Each member of M7 might say it differently, but I can tell you why I seek them out and why I call them “brothers.”
First, there is something revitalizing about having a circle of friends who can look beyond my shortcomings. Recently one of our members said, “Knowing Allen takes an acquired taste.” And yet my gentle critic still stands by me. Yes, he knows I can be a stickler when it comes to standards of excellence. He acknowledges I don’t suffer fools. And he is well aware I am repelled by my own inconsistencies—that I’ll never be the man my dog thinks I am. Despite all that, he still loves me. I can tell by the way he teases me: not by vicious jabs of one-upmanship, but by a playful reporting of the obvious—that his friend Allen may admire himself a scintilla too much.
Second, male bonding is a release. In the world of business (we are all professionals within the fields of education, psychology, insurance, medicine, and law), we attach our “game faces” with Super Glue. We are expected to perform with supreme confidence and competence. We need to get the right things done the right way and without a lot of coddling, which is just the way we like it. Still, in the workplace coworkers seldom ask how we are doing (unless, of course, they are cataloging our weaknesses).

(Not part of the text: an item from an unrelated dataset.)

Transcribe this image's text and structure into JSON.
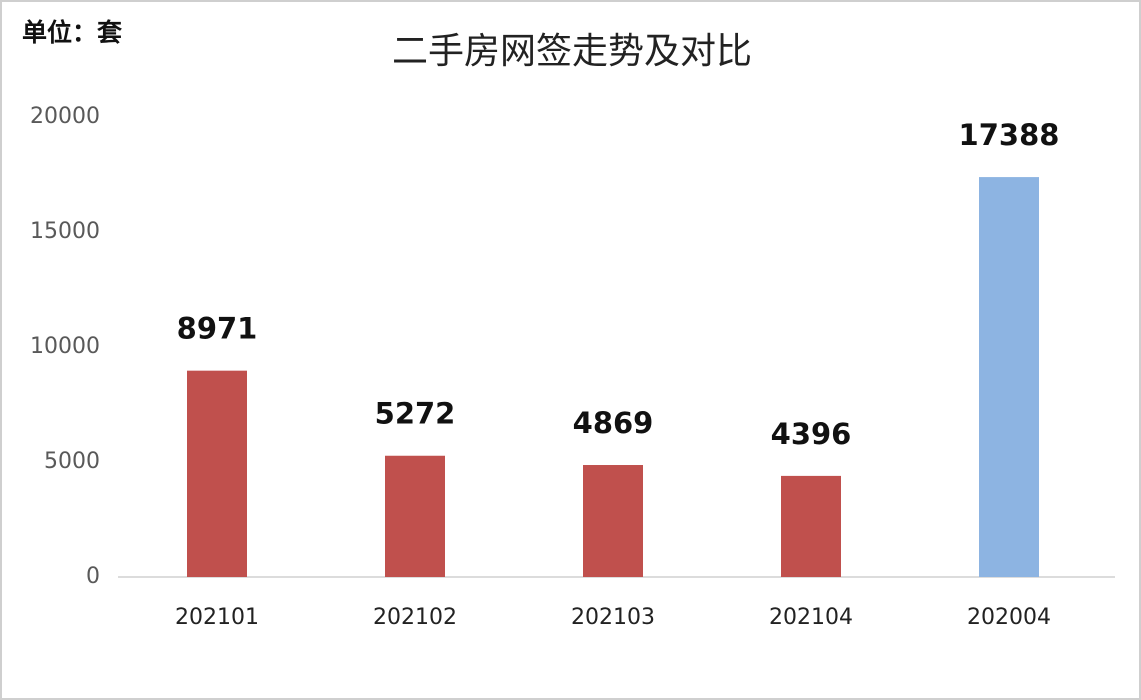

So, when M7 gets together, it’s a time to open up the valve cap and let the pressure bleed out. At the end of a two-hour dinner, it’s not uncommon for a member to say, “Wow, I really needed that. I feel like I can breathe again.”
Third, the world requires us to be staid and politically correct. We have to be on our toes at all times, careful not to offend the boss, the client, and a wide range of institutions. So, when our happy band of brothers is irreverent, profane, and politically provocative, it’s a good thing. Why? Because for 120 minutes we can speak the truth, even when the truth is forbidden by policy, doctrine, or social mores. We can say, “The emperor has no clothes” and not be crucified for our back talk.
So, I’m thankful twice over. First, for my mom who taught me life is sweeter when shared in community. And, second, for the Magnificent Seven, who have enriched my life with equal measures of acceptance, release, and profanity—all wrapped up in a waft of sweat and bravado. Arrrgh!
And that is why we seven—we mighty, perplexed, and vulnerable few—choose to reunite twice a month to slap each other on the back and ask, “So how ya doin’ anyway?”